Beurteilung des Epithelzelltodes bei Behandlung mit pflanzlichen Ölen mit ausgeprägter Fettsäurezusammensetzung. HT29-Kolonepithelzellen wurden in Dulbecco’s modifiziertem Eagle’s Medium mit 10% FCS und 1% Penicillin/Streptomycin bis zur Konfluenz gezüchtet und 48 h mit verschiedenen Ölformulierungen wie angegeben behandelt. Die Zellen wurden dann gefärbt, um den Epithelzelltod mit Anti‐EpCAM-Antikörpern, Annexin V (beide Biolegend) und Propidiumiodid (eBioscience) zu beurteilen, und sofort durch Durchflusszytometrie analysiert. Repräsentative Pseudofarbplots (links) zeigen die Anzahl der nekrotischen Epithelzellen, die als EpCAM +AnnexinV +PI + identifiziert wurden. Rechts: Quantitative Durchflusszytometrie (n = 6-8 aus drei unabhängigen Experimenten). *p < 0,05, **p < 0.01
Eine Woche nach Beginn der täglichen Verabreichung von Kokosöl berichtete der Patient über abnehmende Bauchschmerzen und Schleimsekretion.

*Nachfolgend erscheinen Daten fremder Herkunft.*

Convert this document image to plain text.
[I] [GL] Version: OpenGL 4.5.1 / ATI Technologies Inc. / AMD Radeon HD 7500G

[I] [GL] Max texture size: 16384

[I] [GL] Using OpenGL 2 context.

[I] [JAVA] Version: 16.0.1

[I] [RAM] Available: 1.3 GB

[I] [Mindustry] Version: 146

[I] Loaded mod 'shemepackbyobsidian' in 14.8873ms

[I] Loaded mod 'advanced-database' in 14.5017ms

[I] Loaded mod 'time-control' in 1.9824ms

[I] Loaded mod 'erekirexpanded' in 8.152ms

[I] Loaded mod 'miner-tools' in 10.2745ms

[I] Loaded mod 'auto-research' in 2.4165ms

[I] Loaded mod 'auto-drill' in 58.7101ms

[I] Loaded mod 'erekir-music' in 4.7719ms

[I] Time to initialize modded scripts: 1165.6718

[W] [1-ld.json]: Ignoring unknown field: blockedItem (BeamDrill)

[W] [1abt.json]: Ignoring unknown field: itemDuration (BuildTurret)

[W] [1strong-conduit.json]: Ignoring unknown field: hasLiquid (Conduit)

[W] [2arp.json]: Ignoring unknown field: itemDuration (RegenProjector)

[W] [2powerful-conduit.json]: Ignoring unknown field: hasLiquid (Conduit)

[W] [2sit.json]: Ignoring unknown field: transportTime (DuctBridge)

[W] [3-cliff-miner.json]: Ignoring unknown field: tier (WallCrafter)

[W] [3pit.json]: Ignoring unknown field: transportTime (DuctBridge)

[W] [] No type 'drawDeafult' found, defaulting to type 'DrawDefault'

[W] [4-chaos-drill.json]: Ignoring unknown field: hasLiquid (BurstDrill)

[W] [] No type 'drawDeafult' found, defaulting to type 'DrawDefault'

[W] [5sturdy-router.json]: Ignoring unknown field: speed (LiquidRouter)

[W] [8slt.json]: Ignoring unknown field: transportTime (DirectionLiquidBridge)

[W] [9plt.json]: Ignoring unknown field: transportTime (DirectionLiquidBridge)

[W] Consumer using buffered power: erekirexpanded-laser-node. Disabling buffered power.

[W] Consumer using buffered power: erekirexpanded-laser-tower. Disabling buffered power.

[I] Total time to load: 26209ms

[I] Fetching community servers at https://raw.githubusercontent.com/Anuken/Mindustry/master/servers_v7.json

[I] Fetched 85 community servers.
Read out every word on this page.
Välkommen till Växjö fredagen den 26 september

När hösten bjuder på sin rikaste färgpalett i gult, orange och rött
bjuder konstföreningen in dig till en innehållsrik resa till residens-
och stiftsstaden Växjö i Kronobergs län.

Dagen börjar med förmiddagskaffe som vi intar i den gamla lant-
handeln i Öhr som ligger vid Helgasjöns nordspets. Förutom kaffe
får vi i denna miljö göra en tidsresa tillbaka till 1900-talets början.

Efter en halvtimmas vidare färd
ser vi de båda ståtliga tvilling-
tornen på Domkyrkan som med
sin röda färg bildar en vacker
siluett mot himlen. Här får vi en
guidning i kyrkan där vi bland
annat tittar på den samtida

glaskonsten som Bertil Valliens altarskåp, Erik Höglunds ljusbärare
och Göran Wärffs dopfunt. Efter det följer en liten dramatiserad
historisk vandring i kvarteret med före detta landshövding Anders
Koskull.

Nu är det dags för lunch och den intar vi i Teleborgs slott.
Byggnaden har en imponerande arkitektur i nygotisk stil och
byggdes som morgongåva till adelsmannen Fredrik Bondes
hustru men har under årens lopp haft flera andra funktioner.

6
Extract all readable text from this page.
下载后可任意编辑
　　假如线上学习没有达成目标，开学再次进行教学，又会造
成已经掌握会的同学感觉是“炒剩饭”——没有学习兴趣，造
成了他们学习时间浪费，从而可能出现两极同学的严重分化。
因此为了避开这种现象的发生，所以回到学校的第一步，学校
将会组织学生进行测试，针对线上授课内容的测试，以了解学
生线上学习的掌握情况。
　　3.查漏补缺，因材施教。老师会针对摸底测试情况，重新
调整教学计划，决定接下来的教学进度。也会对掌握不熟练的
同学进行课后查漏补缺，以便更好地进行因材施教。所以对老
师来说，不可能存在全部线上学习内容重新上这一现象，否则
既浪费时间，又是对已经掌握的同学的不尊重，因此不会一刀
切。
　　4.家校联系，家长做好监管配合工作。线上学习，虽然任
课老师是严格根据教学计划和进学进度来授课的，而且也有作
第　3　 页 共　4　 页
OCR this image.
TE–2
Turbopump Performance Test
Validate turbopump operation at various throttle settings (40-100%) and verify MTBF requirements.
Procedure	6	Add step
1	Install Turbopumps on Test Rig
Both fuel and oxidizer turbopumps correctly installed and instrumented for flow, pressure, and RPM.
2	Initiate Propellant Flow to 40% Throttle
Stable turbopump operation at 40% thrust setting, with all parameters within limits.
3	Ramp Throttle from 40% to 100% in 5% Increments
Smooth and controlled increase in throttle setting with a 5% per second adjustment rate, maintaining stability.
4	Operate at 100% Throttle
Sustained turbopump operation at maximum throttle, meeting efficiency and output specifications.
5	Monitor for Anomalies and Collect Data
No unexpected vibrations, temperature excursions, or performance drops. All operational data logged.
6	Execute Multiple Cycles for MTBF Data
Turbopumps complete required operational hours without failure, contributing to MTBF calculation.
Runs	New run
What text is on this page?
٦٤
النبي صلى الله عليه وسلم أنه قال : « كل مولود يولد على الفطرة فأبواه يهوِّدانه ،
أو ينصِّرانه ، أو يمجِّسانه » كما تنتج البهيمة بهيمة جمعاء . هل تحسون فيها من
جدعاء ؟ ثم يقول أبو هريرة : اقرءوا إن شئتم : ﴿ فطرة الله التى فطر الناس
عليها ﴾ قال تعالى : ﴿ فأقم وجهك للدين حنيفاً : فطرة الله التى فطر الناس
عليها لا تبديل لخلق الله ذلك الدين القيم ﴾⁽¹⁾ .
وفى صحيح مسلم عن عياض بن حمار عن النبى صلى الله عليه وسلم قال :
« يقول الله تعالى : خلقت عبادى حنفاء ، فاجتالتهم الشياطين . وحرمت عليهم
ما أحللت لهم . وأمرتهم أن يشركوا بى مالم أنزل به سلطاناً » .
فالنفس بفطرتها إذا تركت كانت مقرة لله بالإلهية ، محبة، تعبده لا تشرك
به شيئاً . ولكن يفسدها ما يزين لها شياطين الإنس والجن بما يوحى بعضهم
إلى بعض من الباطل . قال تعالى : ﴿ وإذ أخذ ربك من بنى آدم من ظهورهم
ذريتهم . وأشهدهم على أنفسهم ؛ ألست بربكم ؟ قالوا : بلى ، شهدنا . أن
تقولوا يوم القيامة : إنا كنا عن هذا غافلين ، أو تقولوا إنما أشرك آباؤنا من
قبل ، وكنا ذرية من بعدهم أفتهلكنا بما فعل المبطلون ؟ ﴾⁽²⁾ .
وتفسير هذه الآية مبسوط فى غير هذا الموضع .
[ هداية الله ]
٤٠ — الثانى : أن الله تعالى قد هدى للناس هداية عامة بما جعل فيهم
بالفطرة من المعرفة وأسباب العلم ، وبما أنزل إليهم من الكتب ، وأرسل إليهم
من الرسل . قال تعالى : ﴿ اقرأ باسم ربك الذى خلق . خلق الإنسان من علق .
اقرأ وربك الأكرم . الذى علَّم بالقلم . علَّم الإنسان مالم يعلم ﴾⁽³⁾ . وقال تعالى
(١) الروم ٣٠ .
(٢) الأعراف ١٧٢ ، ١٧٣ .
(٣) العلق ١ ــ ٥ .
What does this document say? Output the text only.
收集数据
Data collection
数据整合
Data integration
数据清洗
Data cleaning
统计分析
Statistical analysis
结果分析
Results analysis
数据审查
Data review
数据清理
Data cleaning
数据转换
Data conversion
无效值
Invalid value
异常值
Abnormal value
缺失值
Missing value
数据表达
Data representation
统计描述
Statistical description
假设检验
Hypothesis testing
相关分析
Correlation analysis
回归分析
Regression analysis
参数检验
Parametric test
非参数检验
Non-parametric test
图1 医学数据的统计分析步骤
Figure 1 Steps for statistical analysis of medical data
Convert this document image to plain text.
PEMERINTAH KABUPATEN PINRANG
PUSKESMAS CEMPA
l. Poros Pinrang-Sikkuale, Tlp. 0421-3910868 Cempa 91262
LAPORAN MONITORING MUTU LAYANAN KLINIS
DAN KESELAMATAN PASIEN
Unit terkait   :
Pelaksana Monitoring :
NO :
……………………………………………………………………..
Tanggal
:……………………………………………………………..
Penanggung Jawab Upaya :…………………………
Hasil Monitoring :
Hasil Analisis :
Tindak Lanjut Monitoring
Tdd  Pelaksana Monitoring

Nach weiteren 6 Wochen kontinuierlicher Therapie hatten Hämatochezie und Schleimsekretion vollständig aufgehört. In einer Sigmoidoskopie, die nach 8 Wochen täglicher Therapie durchgeführt wurde, konnte eine deutliche Verbesserung der endoskopischen und histologischen Entzündungszeichen beobachtet werden. Nach 12 Wochen Behandlung war der Patient schmerzfrei, wieder an der Arbeit und 3 bis 4 Mal pro Woche körperlich aktiv. Eine weitere Follow-up-Endoskopie nach 5 Monaten bestätigte eine stabile Erkrankung mit nur geringgradiger Entzündung. In ähnlicher Weise bestätigte die Histologie eine anhaltende Verbesserung. Die tägliche Anwendung von Kokosöl wurde vom Patienten 6 Monate lang mit kontinuierlichem klinischem Ansprechen und ohne unerwünschte Ereignisse fortgesetzt. Angesichts der derzeit nicht verfügbaren pharmakologischen Formulierungen kann die lokale Anwendung von Kokosnussöl als Behandlungsoption bei Patienten mit schwerer refraktärer Diversionskolitis in Betracht gezogen werden.